Milhares de pessoas mantêm em Madri protesto contra cenário político

Duas mil pessoas montaram um acampamento na praça Puerta del Sol para exigir melhores condições de vida e trabalho

EFE |

Cerca de duas mil pessoas mantêm na madrugada desta quarta-feira, na praça Puerta del Sol, em Madri, um protesto pacífico para exigir uma "democracia real" e a melhora das condições de vida, com críticas constantes à classe política.
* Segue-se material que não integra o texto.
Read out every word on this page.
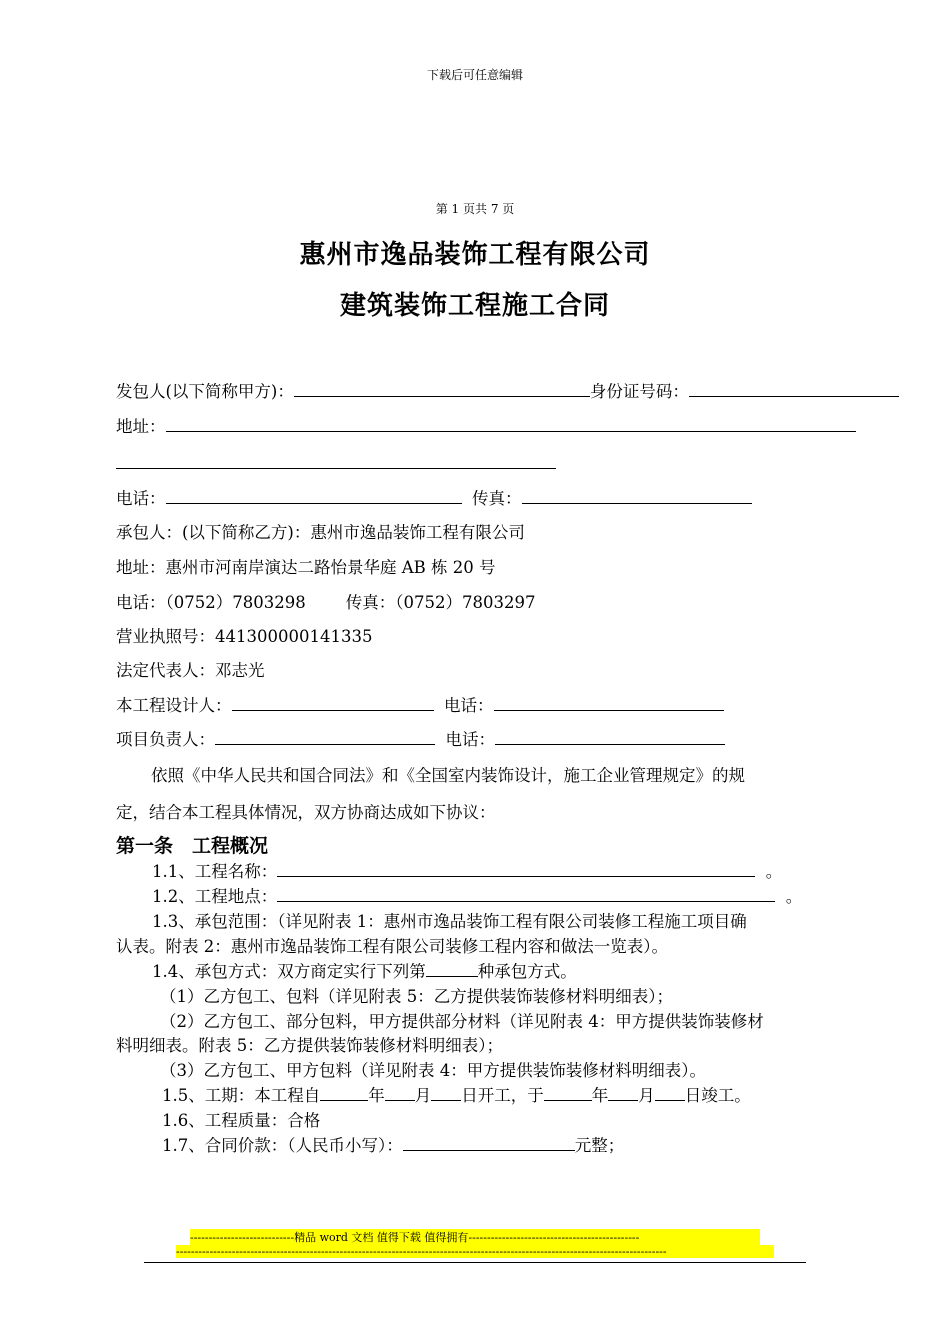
下载后可任意编辑
第 1 页共 7 页
惠州市逸品装饰工程有限公司
建筑装饰工程施工合同
发包人(以下简称甲方)：	身份证号码：
地址：
电话：	传真：
承包人：(以下简称乙方)：惠州市逸品装饰工程有限公司
地址：惠州市河南岸演达二路怡景华庭 AB 栋 20 号
电话：（0752）7803298 传真：（0752）7803297
营业执照号：441300000141335
法定代表人：邓志光
本工程设计人：	电话：
项目负责人：	电话：
依照《中华人民共和国合同法》和《全国室内装饰设计，施工企业管理规定》的规
定，结合本工程具体情况，双方协商达成如下协议：
第一条　工程概况
1.1、工程名称：	。
1.2、工程地点：	。
1.3、承包范围：（详见附表 1：惠州市逸品装饰工程有限公司装修工程施工项目确
认表。附表 2：惠州市逸品装饰工程有限公司装修工程内容和做法一览表）。
1.4、承包方式：双方商定实行下列第	种承包方式。
（1）乙方包工、包料（详见附表 5：乙方提供装饰装修材料明细表）；
（2）乙方包工、部分包料，甲方提供部分材料（详见附表 4：甲方提供装饰装修材
料明细表。附表 5：乙方提供装饰装修材料明细表）；
（3）乙方包工、甲方包料（详见附表 4：甲方提供装饰装修材料明细表）。
1.5、工期：本工程自	年 月 日开工，于	年 月 日竣工。
1.6、工程质量：合格
1.7、合同价款：（人民币小写）：	元整；
----------------------------精品 word 文档 值得下载 值得拥有----------------------------------------------
------------------------------------------------------------------------------------------------------------------------------------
O já denominado Movimento 15-M - em alusão ao último 15 de maio, dia em que começaram as manifestações cidadãs, voltou ao centro de Madri após ter tido seus integrantes retirados pela Polícia na madrugada desta terça-feira.

AP
Manifestantes montam acampamento na praça Puerta del Sol

Em um ambiente festivo, os manifestantes tomaram novamente a emblemática praça da capital espanhola e a decoraram com vários cartazes exigindo melhores condições de vida em um país com quase cinco milhões de desempregados.

Uma grande lona azul, que faz o local parecer a praça Tahrir, no Cairo, serve de teto para os manifestantes, que passam a noite entre cânticos, jogos e debates.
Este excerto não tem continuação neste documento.